# Data Collection

## Vectorise Environment

In [None]:
from crowd_sim.envs.crowd_sim_sgan import CrowdSimSgan
from crowd_sim.envs.crowd_sim_sgan_apf import CrowdSimSganApf
from crowd_sim.envs.crowd_sim_no_pred import CrowdSimNoPred
import gym
import time
import numpy as np

In [None]:
from stable_baselines3.common.vec_env import DummyVecEnv, SubprocVecEnv, VecTransposeImage
from stable_baselines3.common.evaluation import evaluate_policy
from stable_baselines3.common.env_util import make_vec_env
from stable_baselines3.common.utils import set_random_seed
from stable_baselines3 import PPO, A2C

In [None]:
from arguments import get_args
from crowd_nav.configs.config import Config

config = Config()

In [None]:
def make_env(seed, rank, env_config, envNum=1):
    """
    Utility function for multiprocessed env.

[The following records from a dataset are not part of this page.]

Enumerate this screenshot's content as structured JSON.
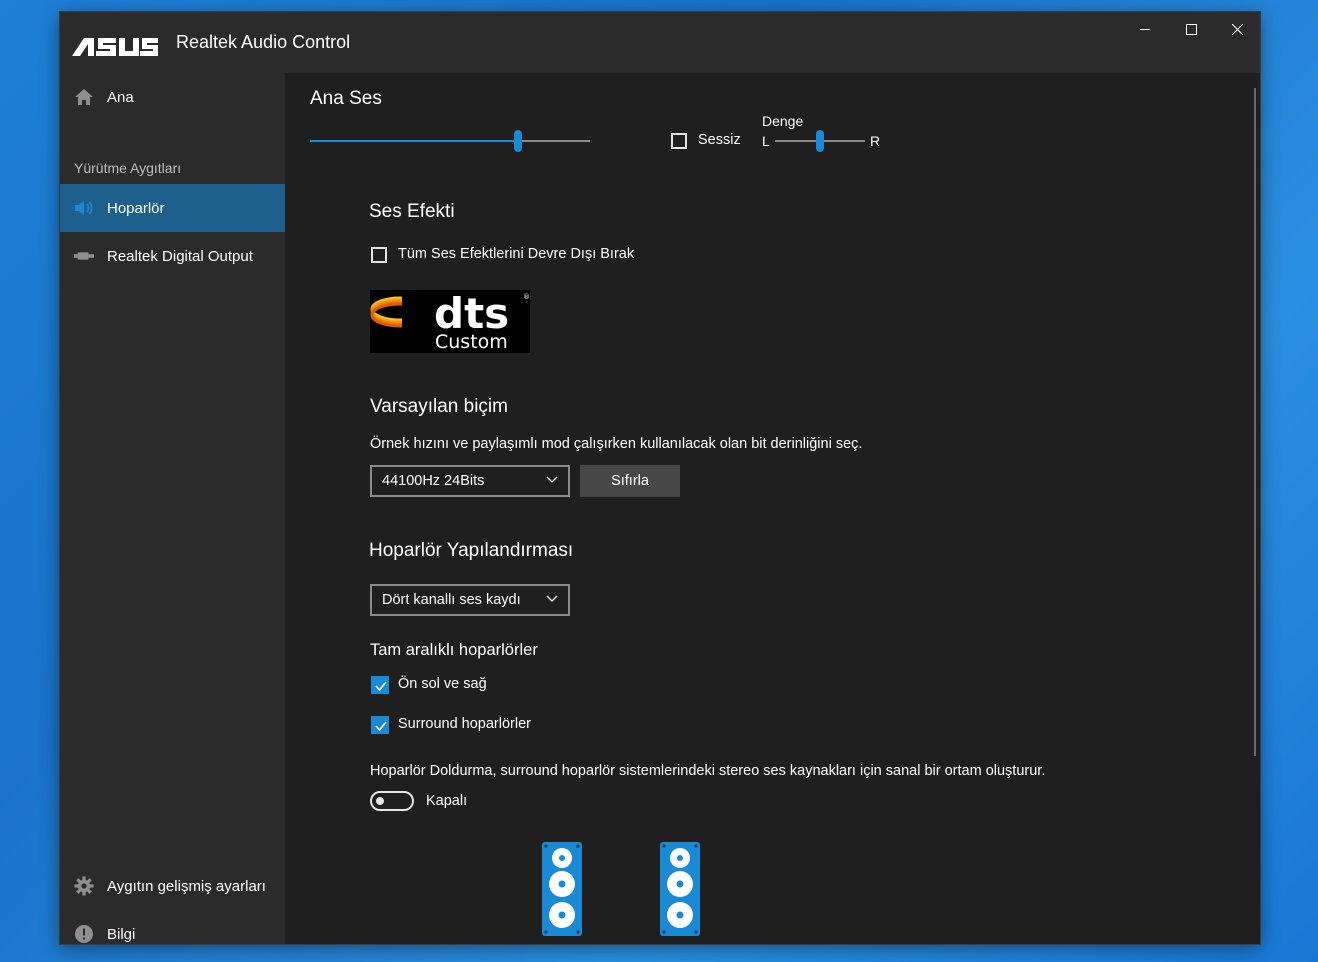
{
  "window": {
    "brand": "ASUS",
    "title": "Realtek Audio Control",
    "controls": [
      "minimize-icon",
      "maximize-icon",
      "close-icon"
    ]
  },
  "sidebar": {
    "home_label": "Ana",
    "section_label": "Yürütme Aygıtları",
    "devices": [
      {
        "label": "Hoparlör",
        "icon": "speaker-icon",
        "active": true
      },
      {
        "label": "Realtek Digital Output",
        "icon": "digital-output-icon",
        "active": false
      }
    ],
    "bottom": [
      {
        "label": "Aygıtın gelişmiş ayarları",
        "icon": "gear-icon"
      },
      {
        "label": "Bilgi",
        "icon": "info-icon"
      }
    ]
  },
  "main_volume": {
    "title": "Ana Ses",
    "level": 0.75,
    "mute_label": "Sessiz",
    "mute_checked": false,
    "balance_label": "Denge",
    "balance_left": "L",
    "balance_right": "R",
    "balance": 0.5
  },
  "sound_effect": {
    "title": "Ses Efekti",
    "disable_all_label": "Tüm Ses Efektlerini Devre Dışı Bırak",
    "disable_all_checked": false,
    "dts_logo_text": "dts",
    "dts_mode": "Custom"
  },
  "default_format": {
    "title": "Varsayılan biçim",
    "description": "Örnek hızını ve paylaşımlı mod çalışırken kullanılacak olan bit derinliğini seç.",
    "selected": "44100Hz 24Bits",
    "reset_label": "Sıfırla"
  },
  "speaker_config": {
    "title": "Hoparlör Yapılandırması",
    "selected": "Dört kanallı ses kaydı",
    "full_range_title": "Tam aralıklı hoparlörler",
    "front_label": "Ön sol ve sağ",
    "front_checked": true,
    "surround_label": "Surround hoparlörler",
    "surround_checked": true,
    "fill_description": "Hoparlör Doldurma, surround hoparlör sistemlerindeki stereo ses kaynakları için sanal bir ortam oluşturur.",
    "fill_state_label": "Kapalı",
    "fill_on": false
  },
  "colors": {
    "accent": "#1a8ad4",
    "active_nav": "#1f5f8e",
    "background": "#1f1f1f",
    "sidebar": "#2b2b2b"
  }
}
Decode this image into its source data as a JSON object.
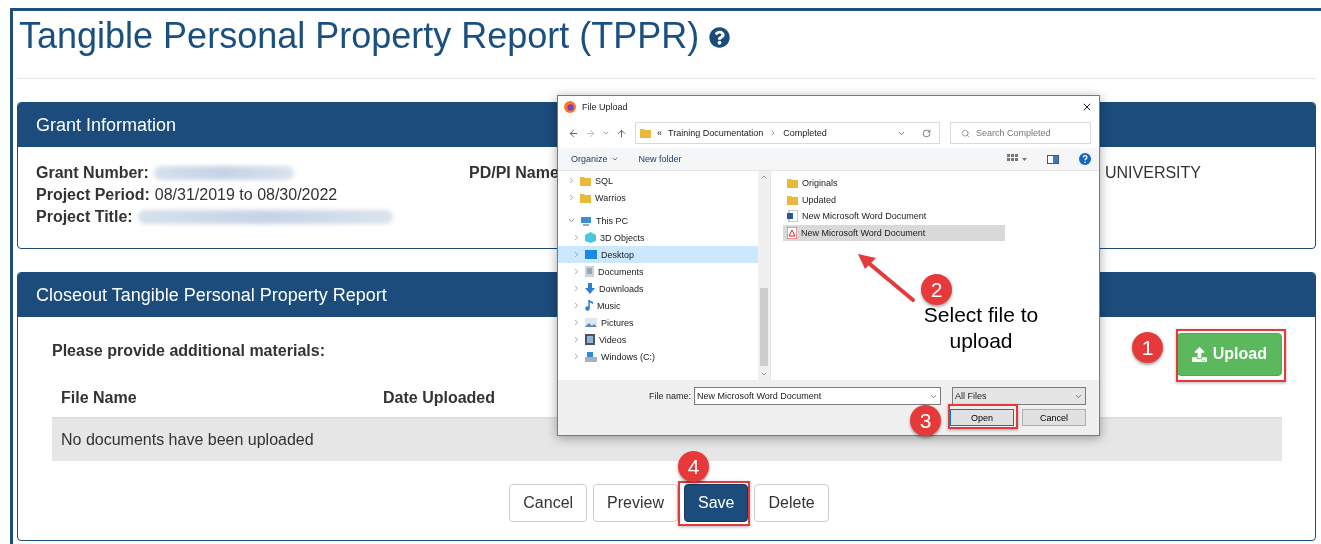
{
  "page": {
    "title": "Tangible Personal Property Report (TPPR)"
  },
  "grant_panel": {
    "heading": "Grant Information",
    "fields": [
      {
        "label": "Grant Number:",
        "kind": "blurred"
      },
      {
        "label": "Project Period:",
        "kind": "text",
        "value": "08/31/2019 to 08/30/2022"
      },
      {
        "label": "Project Title:",
        "kind": "blurred"
      }
    ],
    "side_label": "PD/PI Name",
    "side_value": "UNIVERSITY"
  },
  "closeout_panel": {
    "heading": "Closeout Tangible Personal Property Report",
    "prompt": "Please provide additional materials:",
    "upload_button": "Upload",
    "columns": [
      "File Name",
      "Date Uploaded"
    ],
    "empty_message": "No documents have been uploaded",
    "actions": [
      {
        "label": "Cancel",
        "kind": "default"
      },
      {
        "label": "Preview",
        "kind": "default"
      },
      {
        "label": "Save",
        "kind": "primary"
      },
      {
        "label": "Delete",
        "kind": "default"
      }
    ]
  },
  "dialog": {
    "title": "File Upload",
    "path_prefix": "«",
    "path": [
      "Training Documentation",
      "Completed"
    ],
    "search": {
      "placeholder": "Search Completed"
    },
    "toolbar": [
      "Organize",
      "New folder"
    ],
    "nav": [
      {
        "label": "SQL",
        "kind": "folder",
        "expanded": false,
        "selected": false
      },
      {
        "label": "Warrios",
        "kind": "folder",
        "expanded": false,
        "selected": false
      },
      {
        "label": "This PC",
        "kind": "pc",
        "expanded": true,
        "selected": false,
        "children": [
          {
            "label": "3D Objects",
            "kind": "cube",
            "expanded": false,
            "selected": false
          },
          {
            "label": "Desktop",
            "kind": "desktop",
            "expanded": false,
            "selected": true
          },
          {
            "label": "Documents",
            "kind": "documents",
            "expanded": false,
            "selected": false
          },
          {
            "label": "Downloads",
            "kind": "downloads",
            "expanded": false,
            "selected": false
          },
          {
            "label": "Music",
            "kind": "music",
            "expanded": false,
            "selected": false
          },
          {
            "label": "Pictures",
            "kind": "pictures",
            "expanded": false,
            "selected": false
          },
          {
            "label": "Videos",
            "kind": "videos",
            "expanded": false,
            "selected": false
          },
          {
            "label": "Windows (C:)",
            "kind": "drive",
            "expanded": false,
            "selected": false
          }
        ]
      }
    ],
    "files": [
      {
        "name": "Originals",
        "kind": "folder",
        "selected": false
      },
      {
        "name": "Updated",
        "kind": "folder",
        "selected": false
      },
      {
        "name": "New Microsoft Word Document",
        "kind": "word",
        "selected": false
      },
      {
        "name": "New Microsoft Word Document",
        "kind": "pdf",
        "selected": true
      }
    ],
    "file_name_label": "File name:",
    "file_name": "New Microsoft Word Document",
    "file_type": "All Files",
    "buttons": [
      "Open",
      "Cancel"
    ]
  },
  "steps": [
    {
      "number": "1"
    },
    {
      "number": "2",
      "caption": "Select file to upload"
    },
    {
      "number": "3"
    },
    {
      "number": "4"
    }
  ]
}
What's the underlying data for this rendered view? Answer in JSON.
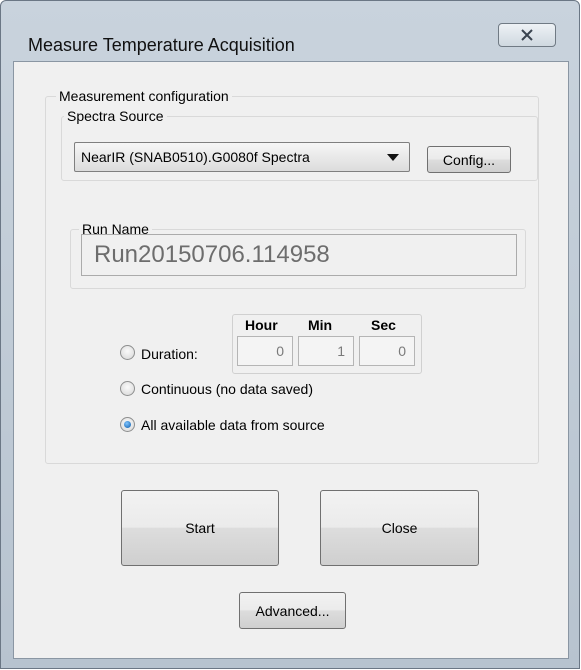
{
  "window": {
    "title": "Measure Temperature Acquisition",
    "close_glyph": "X"
  },
  "measurement_config": {
    "label": "Measurement configuration",
    "spectra_source": {
      "label": "Spectra Source",
      "selected": "NearIR (SNAB0510).G0080f Spectra",
      "config_button": "Config..."
    },
    "run_name": {
      "label": "Run Name",
      "value": "Run20150706.114958"
    },
    "duration": {
      "label": "Duration:",
      "headers": {
        "hour": "Hour",
        "min": "Min",
        "sec": "Sec"
      },
      "values": {
        "hour": "0",
        "min": "1",
        "sec": "0"
      },
      "selected": false
    },
    "continuous": {
      "label": "Continuous (no data saved)",
      "selected": false
    },
    "all_available": {
      "label": "All available data from source",
      "selected": true
    }
  },
  "buttons": {
    "start": "Start",
    "close": "Close",
    "advanced": "Advanced..."
  }
}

    :param env_id: (str) the environment ID
    :param seed: (int) the inital seed for RNG
    :param rank: (int) index of the subprocess
    """

    def _init():
        env = CrowdSimSganApf()
        # use a seed for reproducibility
        # Important: use a different seed for each environment
        # otherwise they would generate the same experiences
        env.configure(env_config)
        env.seed(seed + rank)
        env.setup(seed=seed+rank, num_of_env=envNum)
        return env

    return _init

In [None]:
num_cpu = 1  # Number of processes to use
seed = 0

venv = SubprocVecEnv([make_env(seed, i, config, num_cpu) for i in range(num_cpu)])
venv = VecTransposeImage(venv)

In [None]:
# obs = venv.reset()
# obs.shape

## Collecting dataset

In [None]:
from imitation_learning import rollout
rng = np.random.default_rng()

In [None]:
rollouts = rollout.rollout(
    policy=None,
    venv=venv,
    sample_until=rollout.make_sample_until(min_timesteps=None, min_episodes=60),
    rng=rng,
    unwrap=False,
    exclude_infos=True,
    verbose=True
)

## Save and load dataset

In [None]:
from imitation.data import serialize
dataset_path = './train/dataset/8ppl_240mapsize_100eps'

In [None]:
# save dataset
serialize.save(dataset_path, rollouts)

In [None]:
# load dataset
rollouts = serialize.load(dataset_path)

# GAIL

In [None]:
from stable_baselines3 import PPO
from imitation.algorithms.adversarial.gail import GAIL
from imitation.rewards.reward_nets import BasicRewardNet
from imitation.util.networks import RunningNorm

In [None]:
learner = PPO(
    env=venv,
    policy='CnnPolicy',
    batch_size=64,
    ent_coef=0.0,
    learning_rate=0.0003,
    n_epochs=10,
)

In [None]:
reward_net = BasicRewardNet(
    venv.observation_space, venv.action_space, normalize_input_layer=RunningNorm
)

In [None]:
gail_trainer = GAIL(
    demonstrations=rollouts,
    demo_batch_size=64,
    gen_replay_buffer_capacity=1024,
    n_disc_updates_per_round=4,
    venv=venv,
    gen_algo=learner,
    reward_net=reward_net,
    allow_variable_horizon=True
)

In [None]:
gail_trainer.train(300000)

In [None]:
learner.save('./train/GAIL/model1')